Back in December, the party appeared to be making spectacular progress on its mission to clean up Indian politics.
It deprived Modi's Bharatiya Janata Party (BJP) from winning a majority in the Delhi state elections before its leader Arvind Kejriwal then became the capital's chief minister.
That triumph was a further sign of the resentment over bribery which first became apparent in 2011 when hundreds of thousands joined street protests to support veteran activist Anna Hazare as he went on a 12-day hunger strike.
Public anger erupted over a string of graft scandals embroiling the national Congress government, including the so-called 2G scam and contracts awarded for the 2010 Commonwealth Games in Delhi.
A minister was charged in 2011 over the scam in which he allegedly conspired with officials and businessmen to sell second generation (2G) telecom licences at throwaway prices in 2008 to favour some firms, costing the treasury up to $39 billion.
For many, the protests were their first taste of political activism.
Kejriwal, Hazare's former protege, tapped into that energy by launching Aam Aadmi in late 2012, cheekily named after a Hindi term denoting the "Common Man" which was long used by the Congress party.
After being sworn in as Delhi chief minister, he then unfurled a series of anti-corruption measures which included a hotline for the public to call to report officials asking for backhanders.
But after only 49 days, he quit when Congress and the BJP combined to block his efforts to set up an anti-corruption commission.
Kejriwal, who later admitted it had been a mistake to walk out without consulting his supporters, compounded his error by deciding to take on Modi by standing for parliament in the Hindu holy city of Varanasi.
Kuldip Nayar, a veteran analyst, said Kejriwal had been guilty of the kind of vanity displayed by leaders of traditional parties.
"He misread the situation because Modi is a phenomenon," Nayar told AFP. "Modi had a proper machine and thousands of people were working for him."
Wipeout in Delhi
Many analysts say Kejriwal could have won had he stood in Delhi against a prominent Congress figure. Instead the party was wiped out in the capital and the only four seats that it did win were all in Punjab state.
Perhaps most damaging for the party's long-term prospects, none of its most prominent personalities such as Sanyal and former television presenter Ashutosh, who uses one name, were elected.
Ashutosh hinted he will seek pastures new, tweeting that it was "time to think, to introspect, to plan, to move.

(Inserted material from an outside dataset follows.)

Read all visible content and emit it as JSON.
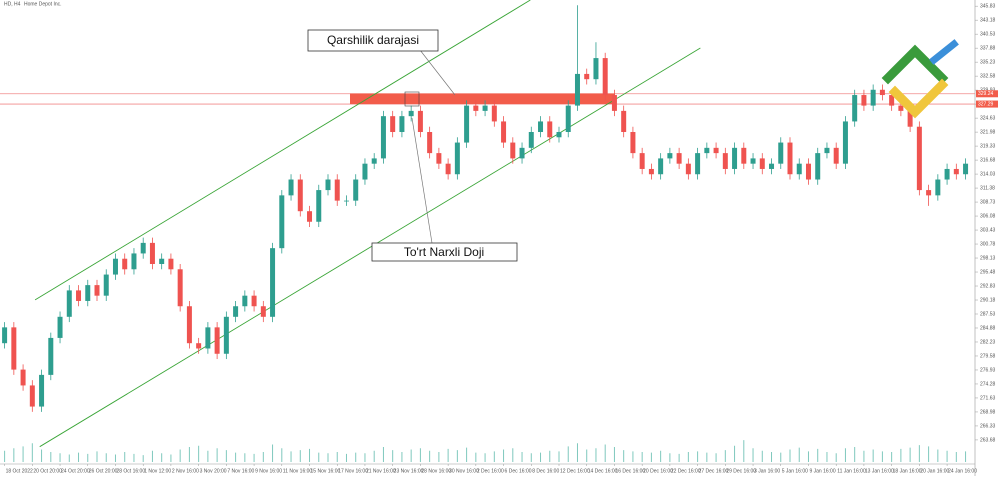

Life does not stop, it continues".
Political commentator Shiv Visvanathan said some of those who had become involved with the Hazare protests and then Aam Aadmi would remain politically active but it was inevitable that others would walk away.
"Obviously there will be some people who will drop out because the excitement has ended," he told AFP.
After what he called a "debacle" for the party, Nayar said Kejriwal may have to stand aside for his movement to survive but it could at least be comforted by the fact that it came second in many constituencies.
"The AAP could still be an alternative... They will have to regroup to see where they went wrong," he said.
The elections also saw some notably strong performances by politicians who have been tainted by corruption allegations.
While Aam Aadmi won less than one percent of the 443 seats it contested, a Tamil Nadu-based regional party whose leader faces charges of illegally amassing wealth won 37 of the 39 seats up for grabs in the state.
Former film star Jayalalithaa Jayaram, whose AIADMK party is now the third largest in the national parliament, won over voters after handing out free electric blenders, goats or small amounts of gold.
While the AAP's rise was fuelled by a series of corruption scandals involving the outgoing government, Modi is credited with having presided over a relatively clean administration as chief minister of Gujarat state.
BJP president Rajnath Singh, tipped for a prominent role in Modi's administration, pledged at the weekend that the new government would meet "the highest standards of probity".